Universities across the region are proudly setting up what they call “IoT labs.” Walk into many of them, and you will see familiar sights. Arduino boards. ESP32 kits. LEDs blinking on cue. LCD screens showing temperature values.

These labs are not wrong.

But they are incomplete.

Most institutions are still teaching embedded systems, not the Internet of Things. And while embedded knowledge is essential, it is no longer sufficient to prepare students for how connected systems are built, deployed, secured, and trusted in the real world.

If universities want to produce graduates who can design systems people rely on, not just pass final-year projects, IoT labs must evolve.

Embedded Systems Are the Foundation, Not the Destination

Embedded systems teach students how to interact with hardware. Sensors, controllers, actuators, and firmware logic.

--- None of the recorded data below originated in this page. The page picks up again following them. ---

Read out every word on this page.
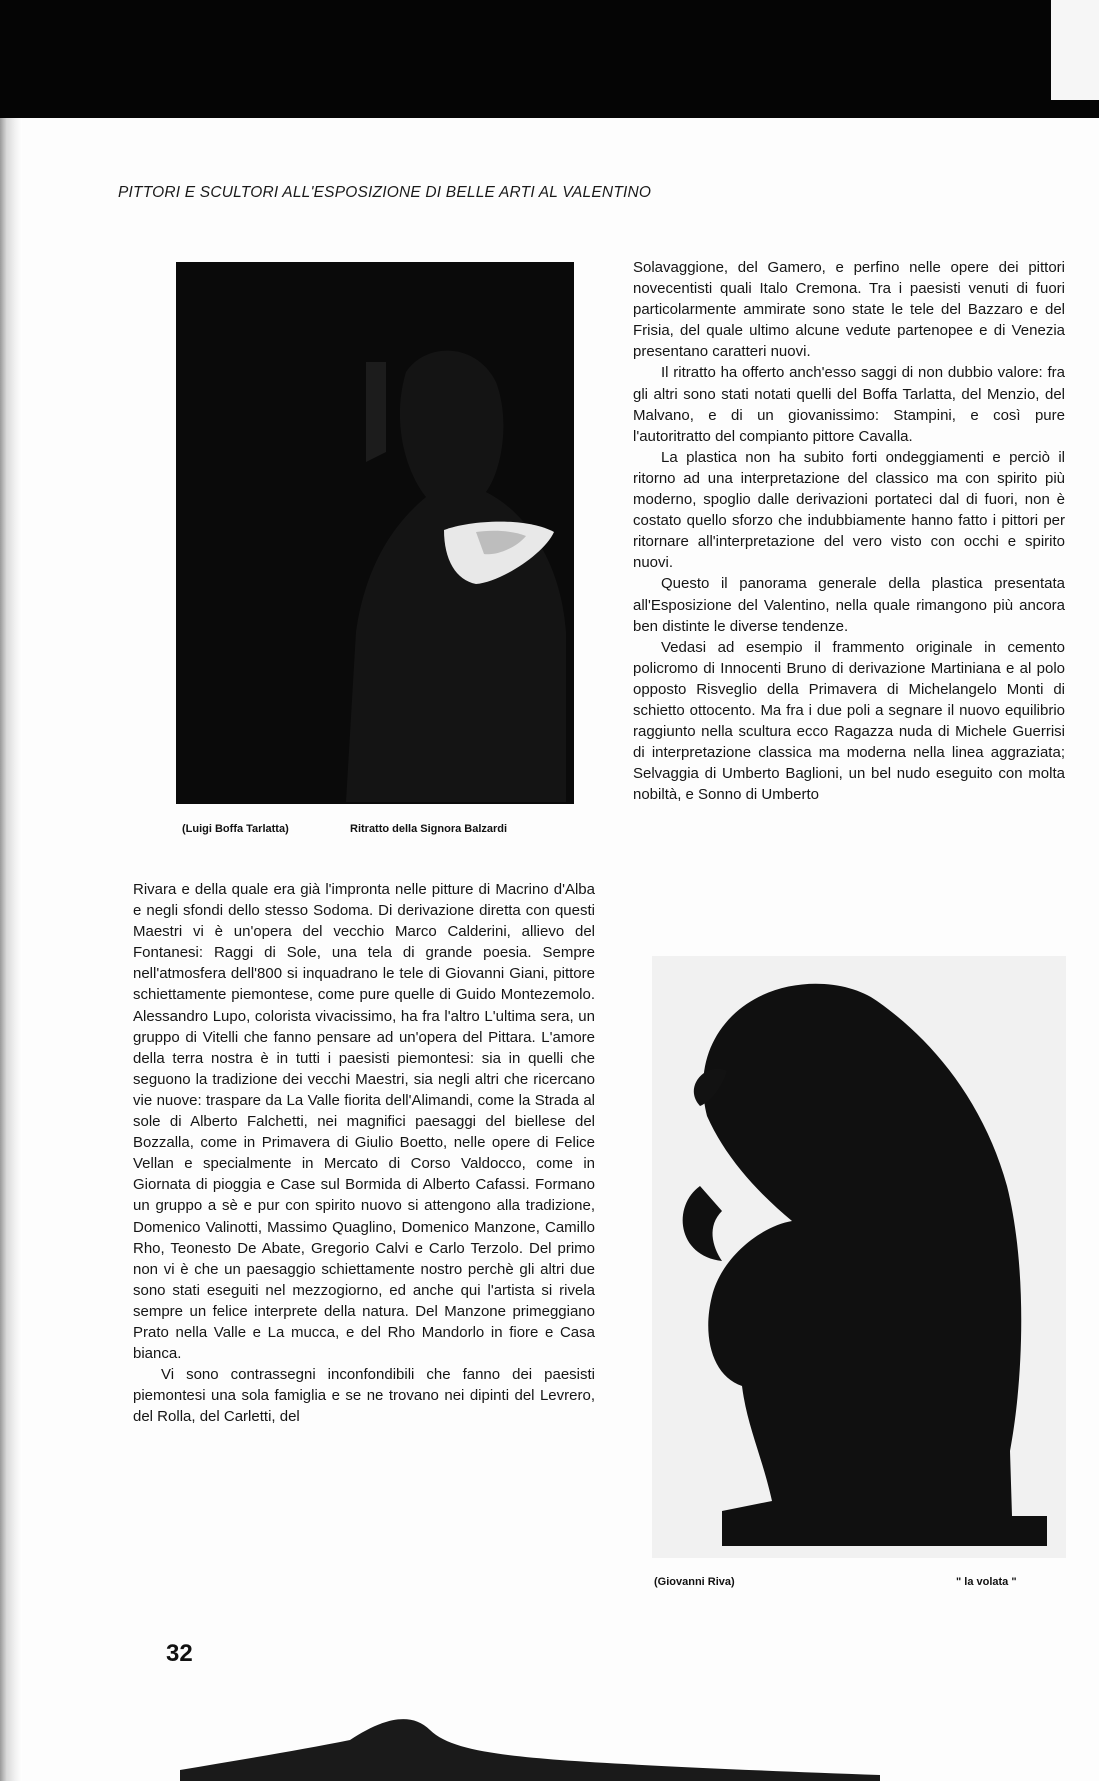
PITTORI E SCULTORI ALL'ESPOSIZIONE DI BELLE ARTI AL VALENTINO
(Luigi Boffa Tarlatta)	Ritratto della Signora Balzardi

Solavaggione, del Gamero, e perfino nelle opere dei pittori novecentisti quali Italo Cremona. Tra i paesisti venuti di fuori particolarmente ammirate sono state le tele del Bazzaro e del Frisia, del quale ultimo alcune vedute partenopee e di Venezia presentano caratteri nuovi.

Il ritratto ha offerto anch'esso saggi di non dubbio valore: fra gli altri sono stati notati quelli del Boffa Tarlatta, del Menzio, del Malvano, e di un giovanissimo: Stampini, e così pure l'autoritratto del compianto pittore Cavalla.

La plastica non ha subito forti ondeggiamenti e perciò il ritorno ad una interpretazione del classico ma con spirito più moderno, spoglio dalle derivazioni portateci dal di fuori, non è costato quello sforzo che indubbiamente hanno fatto i pittori per ritornare all'interpretazione del vero visto con occhi e spirito nuovi.

Questo il panorama generale della plastica presentata all'Esposizione del Valentino, nella quale rimangono più ancora ben distinte le diverse tendenze.

Vedasi ad esempio il frammento originale in cemento policromo di Innocenti Bruno di derivazione Martiniana e al polo opposto Risveglio della Primavera di Michelangelo Monti di schietto ottocento. Ma fra i due poli a segnare il nuovo equilibrio raggiunto nella scultura ecco Ragazza nuda di Michele Guerrisi di interpretazione classica ma moderna nella linea aggraziata; Selvaggia di Umberto Baglioni, un bel nudo eseguito con molta nobiltà, e Sonno di Umberto

Rivara e della quale era già l'impronta nelle pitture di Macrino d'Alba e negli sfondi dello stesso Sodoma. Di derivazione diretta con questi Maestri vi è un'opera del vecchio Marco Calderini, allievo del Fontanesi: Raggi di Sole, una tela di grande poesia. Sempre nell'atmosfera dell'800 si inquadrano le tele di Giovanni Giani, pittore schiettamente piemontese, come pure quelle di Guido Montezemolo. Alessandro Lupo, colorista vivacissimo, ha fra l'altro L'ultima sera, un gruppo di Vitelli che fanno pensare ad un'opera del Pittara. L'amore della terra nostra è in tutti i paesisti piemontesi: sia in quelli che seguono la tradizione dei vecchi Maestri, sia negli altri che ricercano vie nuove: traspare da La Valle fiorita dell'Alimandi, come la Strada al sole di Alberto Falchetti, nei magnifici paesaggi del biellese del Bozzalla, come in Primavera di Giulio Boetto, nelle opere di Felice Vellan e specialmente in Mercato di Corso Valdocco, come in Giornata di pioggia e Case sul Bormida di Alberto Cafassi. Formano un gruppo a sè e pur con spirito nuovo si attengono alla tradizione, Domenico Valinotti, Massimo Quaglino, Domenico Manzone, Camillo Rho, Teonesto De Abate, Gregorio Calvi e Carlo Terzolo. Del primo non vi è che un paesaggio schiettamente nostro perchè gli altri due sono stati eseguiti nel mezzogiorno, ed anche qui l'artista si rivela sempre un felice interprete della natura. Del Manzone primeggiano Prato nella Valle e La mucca, e del Rho Mandorlo in fiore e Casa bianca.

Vi sono contrassegni inconfondibili che fanno dei paesisti piemontesi una sola famiglia e se ne trovano nei dipinti del Levrero, del Rolla, del Carletti, del

(Giovanni Riva)	" la volata "
32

These skills remain critical and should not be removed from any curriculum.

Traditionally, embedded systems operate as standalone devices. They log data locally. Someone retrieves that data manually. Processing happens later, offline.

This model made sense when connectivity was limited.

Today, it no longer reflects reality.

When connectivity exists, and in most places it does, systems should send data automatically. They should be monitored remotely. Their health should be visible. Failures should be detected early, not after complaints arrive.

This shift from standalone devices to connected systems is the defining difference between embedded systems and IoT.

A Real IoT Lab Teaches Systems Thinking

IoT is not a single technology. It is a system of systems.

A proper IoT lab must expose students to multiple layers of technology working together. Not as theory slides, but through hands-on design, deployment, and troubleshooting.

At a minimum, students should experience:

  • Hardware and firmware, where devices sense and act
  • Connectivity and protocols, where data moves across networks
  • Platforms and middleware, where devices are managed, and data is processed
  • Analytics and visualisation, where meaning is extracted
  • Security is embedded across every layer

When one layer fails, students must know where to look.

Is the device offline?
Is the network unstable?
Is authentication failing?
Is data reaching the platform but not the dashboard?

Without this layered understanding, graduates struggle when systems behave unpredictably. And real systems always do.

Dashboards Are a Starting Point, Not the Outcome

Dashboards are attractive. They work well during demonstrations. They give quick visibility.

But they are not the goal of IoT.

The real value lies in understanding what happens behind the screen. How data flows. How delays occur. Why alerts fail. Why do devices stop reporting quietly at 3 a.m?

IoT education should prepare students for responsibility, not just presentation.

This is also where mature platforms such as FAVORIOT play an important role in education. Not as shortcuts, but as enablers that allow students to focus on architecture, data behaviour, and operational thinking rather than repeatedly rebuilding basic infrastructure.

From IoT Labs to AIoT Labs

Universities are not only training centres. They are research engines.

Meaningful research requires continuous, reliable data. IoT labs make this possible by enabling long-term data collection across real environments.

Once the data is available, students and researchers can apply machine learning techniques. Patterns become visible. Predictions become credible. Decisions become data-informed.

The next step is already here.

Edge computing and edge AI enable inference to occur near where data is generated. Latency is reduced. Bandwidth is conserved. Systems respond faster.

This is how IoT labs naturally grow into AIoT labs.

What Must Change Now

If universities want their graduates to thrive in connected industries, several shifts are needed.

IoT labs must move beyond isolated experiments and focus on teaching end-to-end systems.
Curricula must include connectivity, platforms, and security as core components.
Industry collaboration should shape lab design so students work with realistic architectures.
Assessment should reward understanding, troubleshooting, and resilience, not just working demos.

This is not about adding more tools.
It is about teaching better thinking.

A Call to Action

To university leaders: review your labs honestly. Do they reflect how systems operate outside campus?

To lecturers: ask which technology layers your students never get to touch.

To policymakers: ensure national talent strategies match the realities of connected infrastructure and AI-driven systems.

To students: challenge yourself. Learn how systems behave when they fail, not only when they work.

IoT education must mature if we want resilient, capable builders for the future.

If you are involved in teaching, designing, or using IoT labs, share your experience. What works today? What is missing? What needs to change?

The conversation matters. The future depends on it.